An online petition launched last week to protest the Goode Beach plans attracted more than 1800 signatures from around the world in its first two days.

In 2015, Harley Dykstra achieved approval of a development plan for the van park site on behalf of West Perth-based MTK Ventures Pty Ltd.

After MTK sought 30 units, including 10 unrestricted-stay ones, 28 objections were lodged.

The request for unrestricted-stay units was withdrawn, and Albany city councillors unanimously endorsed a maximum of 25 units, including the caretaker’s building.

Also unanimously endorsed was a provision regarding the need for any on-site effluent disposal to be referred for Department of Health consideration.

A further 46 public submissions supported the project, which Harley Dykstra had called the ‘Frenchman Bay Retreat’.

A development sign is yet to be placed at the site, but City of Albany Executive Director Development Services Paul Camins confirmed the project would be advertised “soon” for public comment.

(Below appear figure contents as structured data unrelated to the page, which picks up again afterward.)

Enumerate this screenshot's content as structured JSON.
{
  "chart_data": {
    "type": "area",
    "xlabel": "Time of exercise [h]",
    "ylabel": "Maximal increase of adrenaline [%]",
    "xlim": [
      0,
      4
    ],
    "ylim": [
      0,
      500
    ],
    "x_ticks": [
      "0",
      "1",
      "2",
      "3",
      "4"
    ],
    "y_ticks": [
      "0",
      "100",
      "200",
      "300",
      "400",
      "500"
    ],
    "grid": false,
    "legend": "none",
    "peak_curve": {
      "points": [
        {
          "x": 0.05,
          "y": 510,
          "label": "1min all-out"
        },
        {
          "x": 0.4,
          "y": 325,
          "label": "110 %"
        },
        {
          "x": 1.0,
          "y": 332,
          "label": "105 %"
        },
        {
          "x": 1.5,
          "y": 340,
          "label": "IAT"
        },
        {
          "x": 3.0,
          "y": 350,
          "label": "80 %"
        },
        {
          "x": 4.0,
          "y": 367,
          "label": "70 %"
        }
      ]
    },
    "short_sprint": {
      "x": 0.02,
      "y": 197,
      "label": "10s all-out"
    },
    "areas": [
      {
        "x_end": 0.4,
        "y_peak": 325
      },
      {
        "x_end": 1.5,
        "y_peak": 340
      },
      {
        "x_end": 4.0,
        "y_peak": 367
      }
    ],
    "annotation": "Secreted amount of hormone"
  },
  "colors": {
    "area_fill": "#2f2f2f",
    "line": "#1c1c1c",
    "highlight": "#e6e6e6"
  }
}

If approved, the application would be the final stage of a protracted process that in 2009 saw Dykstra Planning unsuccessfully apply for 100 units on the van park site on behalf of an entity called Frenchman Bay 5 Star Resort Unit Trust.

In November, city councillors were set to vote on whether a structure plan for the Goode Beach resort was acceptable to them.

But the plans were pulled, probably until February, after the Department of Fire and Emergency Services raised concerns over emergency access to the La Perouse Court site (Goode Beach plans pulled, 23 November, 2017).